Jakarta, aktual.com – Wakil Ketua Komisi X DPR-RI, Dede Yusuf meminta pemerintah daerah (Pemda) untuk meredam ego sektoral demi mensukseskan Kurikulum Merdeka. Dede menilai kesuksesan Kurikulum Merdeka akan bergantung pada kemauan pemkab/pemkot yang menangani SD dan SMP, maupun pemprov yang menangani SMA, SMK, dan SLB. Menurutnya, pemerintah pusat sekaligus pemerintah daerah harus saling berkolaborasi dalam sosialisasi dan implementasinya.
“Saya masih sering melihat ada dualisme kepentingan, seperti saat sosialisasi Kurikulum Merdeka di Bandung Barat yang membicarakan SMK juga, tetapi orang pemprov tidak hadir. Padahal, kalau kegiatannya ada SMK, orang pemprov seharusnya ada. Sehingga pertanyaan-pertanyaan terkait SMK dan SMA terjawab oleh dinas provinsi,” tutur Dede dalam keterangan tertulis Senin (22/5) kemarin.
Politisi Partai Demokrat itu juga menegaskan sinkronisasi antar dinas yang berada di bawah pemkab/pemkot maupun pemprov juga menjadi faktor yang sangat penting.
“Jika ada dualisme tanggung jawab, akan sulit berkoordinasi. Ada yang mengatakan domain saya SD dan SMP, domain saya SMA dan SMK, padahal seharusnya bisa saling komunikasi.

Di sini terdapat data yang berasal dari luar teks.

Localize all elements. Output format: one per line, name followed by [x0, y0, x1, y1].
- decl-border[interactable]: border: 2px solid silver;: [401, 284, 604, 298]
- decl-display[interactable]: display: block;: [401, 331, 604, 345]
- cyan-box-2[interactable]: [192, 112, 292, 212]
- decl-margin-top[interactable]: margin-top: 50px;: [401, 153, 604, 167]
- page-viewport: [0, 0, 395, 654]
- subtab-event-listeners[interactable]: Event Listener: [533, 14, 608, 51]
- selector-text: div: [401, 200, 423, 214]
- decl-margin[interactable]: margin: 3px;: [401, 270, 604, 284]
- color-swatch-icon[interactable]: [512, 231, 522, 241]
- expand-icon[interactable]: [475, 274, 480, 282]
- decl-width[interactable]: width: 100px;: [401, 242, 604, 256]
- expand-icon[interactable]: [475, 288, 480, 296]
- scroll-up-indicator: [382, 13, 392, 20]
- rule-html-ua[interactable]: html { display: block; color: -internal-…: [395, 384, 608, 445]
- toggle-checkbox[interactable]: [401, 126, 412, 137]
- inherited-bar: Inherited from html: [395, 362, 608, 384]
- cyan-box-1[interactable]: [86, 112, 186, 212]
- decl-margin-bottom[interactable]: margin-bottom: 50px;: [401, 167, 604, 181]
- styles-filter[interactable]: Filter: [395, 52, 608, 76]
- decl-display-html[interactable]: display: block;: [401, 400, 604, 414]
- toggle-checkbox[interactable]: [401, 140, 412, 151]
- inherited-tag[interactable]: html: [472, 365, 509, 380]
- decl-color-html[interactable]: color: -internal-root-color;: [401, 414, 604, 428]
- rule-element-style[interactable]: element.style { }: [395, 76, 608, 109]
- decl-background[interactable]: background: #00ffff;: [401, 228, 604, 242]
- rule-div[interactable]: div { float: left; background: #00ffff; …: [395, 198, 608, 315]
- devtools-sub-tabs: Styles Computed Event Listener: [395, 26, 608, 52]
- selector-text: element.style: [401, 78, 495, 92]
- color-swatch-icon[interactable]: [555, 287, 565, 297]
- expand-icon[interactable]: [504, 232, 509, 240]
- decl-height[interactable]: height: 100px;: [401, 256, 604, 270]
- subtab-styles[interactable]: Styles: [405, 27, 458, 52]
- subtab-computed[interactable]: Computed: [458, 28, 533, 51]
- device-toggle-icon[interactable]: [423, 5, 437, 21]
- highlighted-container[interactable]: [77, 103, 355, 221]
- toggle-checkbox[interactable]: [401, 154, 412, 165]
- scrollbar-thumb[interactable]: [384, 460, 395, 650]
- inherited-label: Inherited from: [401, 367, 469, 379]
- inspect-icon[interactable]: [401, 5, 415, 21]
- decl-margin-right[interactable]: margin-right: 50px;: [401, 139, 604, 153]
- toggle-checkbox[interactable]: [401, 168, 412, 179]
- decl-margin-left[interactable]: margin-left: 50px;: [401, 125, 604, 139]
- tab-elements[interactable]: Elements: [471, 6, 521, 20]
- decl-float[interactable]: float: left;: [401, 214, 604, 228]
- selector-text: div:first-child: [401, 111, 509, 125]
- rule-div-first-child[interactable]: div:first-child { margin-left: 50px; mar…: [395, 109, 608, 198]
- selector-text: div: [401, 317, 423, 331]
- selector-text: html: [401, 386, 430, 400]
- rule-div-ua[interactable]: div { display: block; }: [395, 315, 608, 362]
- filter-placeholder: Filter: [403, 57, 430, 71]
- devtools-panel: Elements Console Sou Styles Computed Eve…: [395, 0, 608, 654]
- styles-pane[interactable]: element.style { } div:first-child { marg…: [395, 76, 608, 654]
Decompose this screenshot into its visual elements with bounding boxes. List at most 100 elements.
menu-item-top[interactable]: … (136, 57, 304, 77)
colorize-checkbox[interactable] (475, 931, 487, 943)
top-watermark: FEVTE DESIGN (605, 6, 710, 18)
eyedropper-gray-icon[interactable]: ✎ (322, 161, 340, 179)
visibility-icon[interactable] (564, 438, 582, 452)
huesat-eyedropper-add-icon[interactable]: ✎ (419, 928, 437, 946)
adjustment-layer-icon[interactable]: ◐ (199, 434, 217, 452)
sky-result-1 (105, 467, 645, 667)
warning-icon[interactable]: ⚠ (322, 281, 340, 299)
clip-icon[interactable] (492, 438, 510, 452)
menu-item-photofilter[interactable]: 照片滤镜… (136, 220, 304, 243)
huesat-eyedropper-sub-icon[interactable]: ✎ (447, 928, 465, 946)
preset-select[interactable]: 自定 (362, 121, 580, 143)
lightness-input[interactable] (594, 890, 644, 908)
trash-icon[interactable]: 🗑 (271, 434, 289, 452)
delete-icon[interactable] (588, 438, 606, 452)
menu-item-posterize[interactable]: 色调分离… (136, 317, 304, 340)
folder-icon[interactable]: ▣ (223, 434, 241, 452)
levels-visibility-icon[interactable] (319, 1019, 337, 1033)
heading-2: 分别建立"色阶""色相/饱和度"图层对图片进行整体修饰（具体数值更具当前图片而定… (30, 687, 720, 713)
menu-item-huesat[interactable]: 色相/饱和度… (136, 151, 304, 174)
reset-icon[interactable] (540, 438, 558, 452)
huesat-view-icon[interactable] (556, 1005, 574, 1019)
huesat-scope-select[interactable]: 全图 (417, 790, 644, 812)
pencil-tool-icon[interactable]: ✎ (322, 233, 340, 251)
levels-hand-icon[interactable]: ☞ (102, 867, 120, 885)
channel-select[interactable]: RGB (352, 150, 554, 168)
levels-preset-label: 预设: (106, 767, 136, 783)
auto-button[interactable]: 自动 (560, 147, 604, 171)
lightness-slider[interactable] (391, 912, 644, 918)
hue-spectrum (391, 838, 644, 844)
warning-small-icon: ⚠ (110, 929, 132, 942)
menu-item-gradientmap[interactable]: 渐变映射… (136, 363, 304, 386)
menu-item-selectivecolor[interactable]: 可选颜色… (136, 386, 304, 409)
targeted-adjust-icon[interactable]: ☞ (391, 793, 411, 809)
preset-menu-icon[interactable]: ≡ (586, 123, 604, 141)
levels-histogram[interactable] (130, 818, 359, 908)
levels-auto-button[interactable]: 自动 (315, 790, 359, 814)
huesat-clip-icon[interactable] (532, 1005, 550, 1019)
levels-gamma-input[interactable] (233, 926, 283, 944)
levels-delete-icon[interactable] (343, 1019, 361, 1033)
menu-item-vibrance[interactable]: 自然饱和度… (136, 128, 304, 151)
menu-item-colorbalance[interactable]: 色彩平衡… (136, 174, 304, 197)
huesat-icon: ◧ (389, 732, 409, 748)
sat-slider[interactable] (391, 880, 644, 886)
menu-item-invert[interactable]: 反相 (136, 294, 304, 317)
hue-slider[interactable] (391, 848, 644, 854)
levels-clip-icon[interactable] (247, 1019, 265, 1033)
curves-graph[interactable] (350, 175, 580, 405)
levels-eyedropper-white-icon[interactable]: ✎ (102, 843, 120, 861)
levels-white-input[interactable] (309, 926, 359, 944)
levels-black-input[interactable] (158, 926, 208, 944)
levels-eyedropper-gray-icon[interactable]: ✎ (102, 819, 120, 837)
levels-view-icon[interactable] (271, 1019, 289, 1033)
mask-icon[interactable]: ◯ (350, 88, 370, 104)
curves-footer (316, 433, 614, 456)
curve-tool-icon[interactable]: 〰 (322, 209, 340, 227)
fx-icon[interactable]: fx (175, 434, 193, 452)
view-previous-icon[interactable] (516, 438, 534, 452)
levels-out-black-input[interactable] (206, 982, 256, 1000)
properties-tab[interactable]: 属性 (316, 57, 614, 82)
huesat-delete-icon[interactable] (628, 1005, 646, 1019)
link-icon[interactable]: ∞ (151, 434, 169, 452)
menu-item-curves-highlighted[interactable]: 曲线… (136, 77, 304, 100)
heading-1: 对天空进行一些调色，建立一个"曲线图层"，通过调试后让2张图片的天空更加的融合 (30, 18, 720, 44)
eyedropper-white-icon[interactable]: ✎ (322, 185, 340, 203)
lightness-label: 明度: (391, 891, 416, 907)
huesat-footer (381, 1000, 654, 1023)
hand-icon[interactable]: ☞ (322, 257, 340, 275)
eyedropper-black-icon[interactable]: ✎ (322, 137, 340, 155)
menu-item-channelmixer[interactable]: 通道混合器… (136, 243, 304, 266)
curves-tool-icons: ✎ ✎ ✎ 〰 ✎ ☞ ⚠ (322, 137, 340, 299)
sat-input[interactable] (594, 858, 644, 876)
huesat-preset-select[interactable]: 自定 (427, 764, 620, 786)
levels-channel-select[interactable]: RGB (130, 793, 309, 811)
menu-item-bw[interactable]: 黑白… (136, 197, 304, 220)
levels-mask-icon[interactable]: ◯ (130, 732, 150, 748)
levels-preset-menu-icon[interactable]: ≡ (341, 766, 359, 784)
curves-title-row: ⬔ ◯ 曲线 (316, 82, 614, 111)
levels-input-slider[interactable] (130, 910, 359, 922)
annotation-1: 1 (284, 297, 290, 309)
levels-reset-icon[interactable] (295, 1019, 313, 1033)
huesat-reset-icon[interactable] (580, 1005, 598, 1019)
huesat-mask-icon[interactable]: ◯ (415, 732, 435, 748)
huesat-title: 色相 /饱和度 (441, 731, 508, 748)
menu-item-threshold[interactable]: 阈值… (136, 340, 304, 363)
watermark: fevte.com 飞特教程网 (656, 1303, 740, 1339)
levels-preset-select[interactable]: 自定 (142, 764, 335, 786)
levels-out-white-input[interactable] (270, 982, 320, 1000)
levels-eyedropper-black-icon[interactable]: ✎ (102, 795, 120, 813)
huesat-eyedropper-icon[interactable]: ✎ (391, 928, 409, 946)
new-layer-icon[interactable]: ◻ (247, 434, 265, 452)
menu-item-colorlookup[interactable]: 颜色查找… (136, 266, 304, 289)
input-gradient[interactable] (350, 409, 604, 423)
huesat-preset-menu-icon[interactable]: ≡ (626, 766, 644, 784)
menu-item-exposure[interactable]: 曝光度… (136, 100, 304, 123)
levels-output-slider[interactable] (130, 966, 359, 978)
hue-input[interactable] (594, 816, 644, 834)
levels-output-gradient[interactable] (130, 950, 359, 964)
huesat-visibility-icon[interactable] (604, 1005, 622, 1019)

Nah, yang kayak gini, tentu kami minta dukungan dari Kemendikbudristek untuk terus memberikan bimbingan pelatihan agar ada sinkronisasi antara dinas-dinas di daerah,” kata dia.
Seperti diketahui, Kemendikbudristek menghadirkan Kurikulum Merdeka pada 2022 dengan penyederhanaan dan peningkatan fokus pada pengembangan karakter peserta didik. Pelaksana Tugas Kepala Pusat Kurikulum dan Pembelajaran Kemendikbudristek, Zulfikri menyampaikan tujuan Kurikulum Merdeka adalah agar guru bisa fokus kepada muridnya, sehingga administrasi dibuat lebih sederhana. Dengan hadirnya kurikulum ini, ungkapnya, energi guru lebih difokuskan mengurusi anak lantaran administrasinya lebih disederhanakan.
“Ukuran keberhasilan bukan pada kelengkapan dokumen atau kepatuhan administrasi, tetapi pada seberapa jauh terjadi perubahan pada diri anak,” ucapnya.
Zulfikri pun menjelaskan para guru memiliki kemerdekaan untuk merancang sendiri sistem pembelajaran yang dianggap paling sesuai dengan potensi muridnya.
“Mendidik adalah memerdekakan anak secara lahir batin. Tidak hanya pengetahuan yang kita kejar, tetapi juga karakternya,” tutupnya.